Included in Israel’s aerial defense today is the Iron Dome – intended to stop short-range rockets; the David’s Sling, designed to intercept medium to long-range rockets and cruise missiles ranging from 40 to 300 kilometers; and the Arrow system, which intercepts ballistic missiles outside the Earth’s atmosphere. The Patriot missile system is also part of the Israeli aerial defense array.
THAAD (Terminal High Altitude Area Defense) protects against tactical and theater ballistic missiles at ranges of 200 kilometers, and altitudes of up to 150 kilometers, intercepting the missiles both within and outside the atmosphere.
The threat from Iran has been identified by Israeli intelligence as the number one priority for the IDF, raising the issue of missile defense to a maximum military priority as well.

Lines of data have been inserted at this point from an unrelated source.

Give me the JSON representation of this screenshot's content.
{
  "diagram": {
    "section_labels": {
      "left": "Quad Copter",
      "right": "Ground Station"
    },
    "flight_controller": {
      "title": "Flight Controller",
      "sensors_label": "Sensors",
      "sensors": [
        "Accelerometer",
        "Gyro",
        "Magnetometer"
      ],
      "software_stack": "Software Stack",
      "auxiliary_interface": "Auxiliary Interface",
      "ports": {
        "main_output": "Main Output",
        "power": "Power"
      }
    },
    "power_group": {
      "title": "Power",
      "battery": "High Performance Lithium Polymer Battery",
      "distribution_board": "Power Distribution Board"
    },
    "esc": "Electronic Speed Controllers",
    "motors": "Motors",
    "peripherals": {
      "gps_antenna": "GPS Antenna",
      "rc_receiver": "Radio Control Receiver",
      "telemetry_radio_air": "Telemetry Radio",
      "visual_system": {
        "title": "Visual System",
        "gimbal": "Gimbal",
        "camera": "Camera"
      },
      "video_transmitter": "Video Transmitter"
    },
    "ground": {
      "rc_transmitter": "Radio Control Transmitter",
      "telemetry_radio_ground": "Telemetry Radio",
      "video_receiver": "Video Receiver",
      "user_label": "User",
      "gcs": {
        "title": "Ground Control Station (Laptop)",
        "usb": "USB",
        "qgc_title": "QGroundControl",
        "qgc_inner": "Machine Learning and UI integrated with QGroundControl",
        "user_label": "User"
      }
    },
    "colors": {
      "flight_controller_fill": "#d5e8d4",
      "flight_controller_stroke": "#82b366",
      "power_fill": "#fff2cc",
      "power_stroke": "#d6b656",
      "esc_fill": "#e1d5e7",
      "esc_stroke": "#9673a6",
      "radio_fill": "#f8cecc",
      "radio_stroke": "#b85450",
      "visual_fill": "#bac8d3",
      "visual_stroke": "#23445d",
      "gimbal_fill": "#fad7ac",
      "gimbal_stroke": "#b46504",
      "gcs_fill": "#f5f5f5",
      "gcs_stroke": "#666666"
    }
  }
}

The THAAD was deployed to Nevatim Air Base in the Negev in early March, while Israeli soldiers and some 250 U.S. service members from the U.S. European Command (EUCOM) practiced a variety of scenarios in a joint military drill between the two allies. The THAAD is considered one of the most advanced systems of its kind in the world; the system will now be permanently incorporated into Israel’s multi-layer anti-missile aerial defense array, according to a report published by The Jerusalem Post.
“The IDF cooperates with American forces in order to enable coordination and improve the operational capabilities necessary for defending the skies of Israel,” the IDF said in its statement on Monday.
“The deployment is another step in strengthening the long-term relationship between the two countries and strengthens the close cooperation between them.”